At the beginning of 2007, a group of 24 women mainly casual labourers came together to save their meager earnings through a ‘merry-go-round’ scheme, an informal mode of banking common with groups of rural women across Africa where members contribute an agreed fund regularly, which they lend to each other. Koptegei Widows Group remained dormant as the women, who earned little from working as farm labourers, lacked meaningful resources to save.
“Although we live in a district which has a potential to produce 30,000 tonnes of maize, lack of capital and skill always held us back from starting any income generating farming activities on our farms”, confessed Christine Chebii Ngogi, the leader of the group at the beginning of 2009.
The breakthrough for the Koptigei Widows Group came when Alliance for a Green Revolution in Africa, AGRA, an international organization that works to assist small scale farmers market their produce, partnered with the Cereal Growers Association (CGA), through the Purchase for Progress (P4P) initiative from the World Food Program.
P4P is designed to use the huge purchasing power of the WFP, which buys thousands of tonnes of maize every week for its hunger-alleviation projects, as a way of transforming the livelihoods of smallscale farmers – through buying the WFP maize directly from smallholders.
At the same time as P4P began working in the women’s district of Transmara in the South Rift valley, Equity Bank also arrived.
Since most of the women were illiterate, P4P first trained the group in quality control, food storage and handling, and basic warehouse management. The women also borrowed equipment like temporary warehouses (wiikhalls), tarpaulins, weigh scales, stitching machines, and a generator.
CGA linked the group to Equity Bank under Kilimo Biashara, another AGRA grantee, to help them access credit and facilitate their trading activities. The bank provided them with small loans at preferential rates to buy seeds and fertilizers.
P4P then trained them in post harvest handling (aspects of quality, grading, weighing, bulking and storage), book keeping, collective marketing and the tendering processes of the WFP and how to access and use market information from e-services such as the Regional Trade Intelligence Network (RATIN) to know “who wants, what, where”. This helped them price their maize.
With the training and financial backing, the group participated in a competitive WFP P4P tender targeted at smallholder farmers who can match the stringent high quality standards of WFP and deliver to contract terms. Koptigei Windows Group won a tender to deliver 250 tonnes worth Sh6m.
The program has raised the living standards of the women, most of who were victims of the 2007 post-election chaos.
Miriam Chemboi, a beneficiary of the program, has got her two sons back to University after they dropped out in their first year, when the widowed Chemboi could hardly get money to sustain the family’s basic needs.
“This is the best thing to have ever happened to me. Before we could get assisted by the WFP, middlemen would buy our maize at a pathetically low price, but we had no choice. Now look at me. My two sons are now in their final years pursuing good degrees,” she says. Her sons are studying aeronautical engineering and computer science at the University of Nairobi.

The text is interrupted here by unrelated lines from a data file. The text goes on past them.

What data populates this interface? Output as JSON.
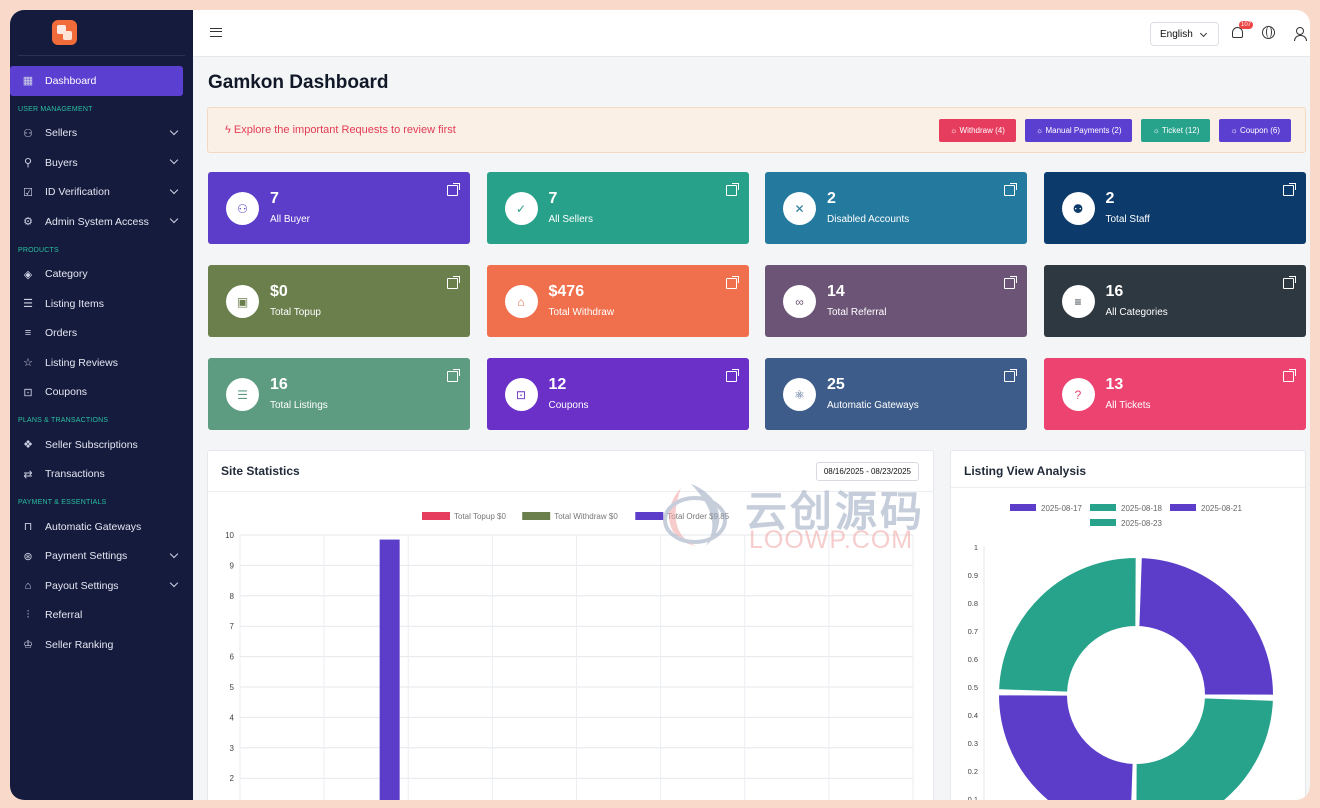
{
  "sidebar": {
    "items": [
      {
        "type": "item",
        "label": "Dashboard",
        "icon": "grid-icon",
        "active": true
      },
      {
        "type": "section",
        "label": "USER MANAGEMENT"
      },
      {
        "type": "item",
        "label": "Sellers",
        "icon": "users-icon",
        "chevron": true
      },
      {
        "type": "item",
        "label": "Buyers",
        "icon": "user-icon",
        "chevron": true
      },
      {
        "type": "item",
        "label": "ID Verification",
        "icon": "check-square-icon",
        "chevron": true
      },
      {
        "type": "item",
        "label": "Admin System Access",
        "icon": "user-cog-icon",
        "chevron": true
      },
      {
        "type": "section",
        "label": "PRODUCTS"
      },
      {
        "type": "item",
        "label": "Category",
        "icon": "diamond-icon"
      },
      {
        "type": "item",
        "label": "Listing Items",
        "icon": "list-icon"
      },
      {
        "type": "item",
        "label": "Orders",
        "icon": "orders-icon"
      },
      {
        "type": "item",
        "label": "Listing Reviews",
        "icon": "star-icon"
      },
      {
        "type": "item",
        "label": "Coupons",
        "icon": "gift-icon"
      },
      {
        "type": "section",
        "label": "PLANS & TRANSACTIONS"
      },
      {
        "type": "item",
        "label": "Seller Subscriptions",
        "icon": "subscription-icon"
      },
      {
        "type": "item",
        "label": "Transactions",
        "icon": "transactions-icon"
      },
      {
        "type": "section",
        "label": "PAYMENT & ESSENTIALS"
      },
      {
        "type": "item",
        "label": "Automatic Gateways",
        "icon": "gateway-icon"
      },
      {
        "type": "item",
        "label": "Payment Settings",
        "icon": "payment-icon",
        "chevron": true
      },
      {
        "type": "item",
        "label": "Payout Settings",
        "icon": "bank-icon",
        "chevron": true
      },
      {
        "type": "item",
        "label": "Referral",
        "icon": "referral-icon"
      },
      {
        "type": "item",
        "label": "Seller Ranking",
        "icon": "ranking-icon"
      }
    ]
  },
  "topbar": {
    "language": "English",
    "notification_count": "107"
  },
  "page": {
    "title": "Gamkon Dashboard"
  },
  "alert": {
    "text": "Explore the important Requests to review first",
    "buttons": [
      {
        "label": "Withdraw (4)",
        "color": "#e63d5f"
      },
      {
        "label": "Manual Payments (2)",
        "color": "#5b3fd1"
      },
      {
        "label": "Ticket (12)",
        "color": "#27a38c"
      },
      {
        "label": "Coupon (6)",
        "color": "#5b3fd1"
      }
    ]
  },
  "cards": [
    {
      "value": "7",
      "label": "All Buyer",
      "color": "#5b3dc9",
      "icon": "users-icon"
    },
    {
      "value": "7",
      "label": "All Sellers",
      "color": "#28a18a",
      "icon": "user-check-icon"
    },
    {
      "value": "2",
      "label": "Disabled Accounts",
      "color": "#247a9e",
      "icon": "user-x-icon"
    },
    {
      "value": "2",
      "label": "Total Staff",
      "color": "#0c3a6b",
      "icon": "staff-icon"
    },
    {
      "value": "$0",
      "label": "Total Topup",
      "color": "#6b7f4d",
      "icon": "wallet-icon"
    },
    {
      "value": "$476",
      "label": "Total Withdraw",
      "color": "#f0704d",
      "icon": "bank-icon"
    },
    {
      "value": "14",
      "label": "Total Referral",
      "color": "#6b5476",
      "icon": "link-icon"
    },
    {
      "value": "16",
      "label": "All Categories",
      "color": "#2e3840",
      "icon": "categories-icon"
    },
    {
      "value": "16",
      "label": "Total Listings",
      "color": "#5e9c82",
      "icon": "list-icon"
    },
    {
      "value": "12",
      "label": "Coupons",
      "color": "#6a30c7",
      "icon": "gift-icon"
    },
    {
      "value": "25",
      "label": "Automatic Gateways",
      "color": "#3d5c8a",
      "icon": "gateway-icon"
    },
    {
      "value": "13",
      "label": "All Tickets",
      "color": "#ec4370",
      "icon": "help-icon"
    }
  ],
  "site_statistics": {
    "title": "Site Statistics",
    "date_range": "08/16/2025 - 08/23/2025"
  },
  "listing_view": {
    "title": "Listing View Analysis"
  },
  "watermark": {
    "cn": "云创源码",
    "en": "LOOWP.COM"
  },
  "chart_data": [
    {
      "type": "bar",
      "legend": [
        {
          "name": "Total Topup $0",
          "color": "#e63d5f"
        },
        {
          "name": "Total Withdraw $0",
          "color": "#6b7f4d"
        },
        {
          "name": "Total Order $9.85",
          "color": "#5b3dc9"
        }
      ],
      "categories": [
        "",
        "",
        "",
        "",
        "",
        "",
        "",
        ""
      ],
      "series": [
        {
          "name": "Total Order $9.85",
          "color": "#5b3dc9",
          "values": [
            0,
            9.85,
            0,
            0,
            0,
            0,
            0,
            0
          ]
        }
      ],
      "yticks": [
        "10",
        "9",
        "8",
        "7",
        "6",
        "5",
        "4",
        "3",
        "2"
      ],
      "ylim": [
        0,
        10
      ],
      "grid": true
    },
    {
      "type": "pie",
      "legend": [
        {
          "name": "2025-08-17",
          "color": "#5b3dc9"
        },
        {
          "name": "2025-08-18",
          "color": "#27a38c"
        },
        {
          "name": "2025-08-21",
          "color": "#5b3dc9"
        },
        {
          "name": "2025-08-23",
          "color": "#27a38c"
        }
      ],
      "values": [
        1,
        1,
        1,
        1
      ],
      "yticks": [
        "1",
        "0.9",
        "0.8",
        "0.7",
        "0.6",
        "0.5",
        "0.4",
        "0.3",
        "0.2",
        "0.1"
      ]
    }
  ]
}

Due to the demand for the maize from WFP, which is mainly given as relief to calamity stricken areas, the women have already bought land in other areas of Transmara district, where they now grow maize to increase their supply to WFP.
WFP hopes that by 2013, at least half a million smallholder farmers, mostly women, will have increased and improved their agricultural production and earnings under the P4P program.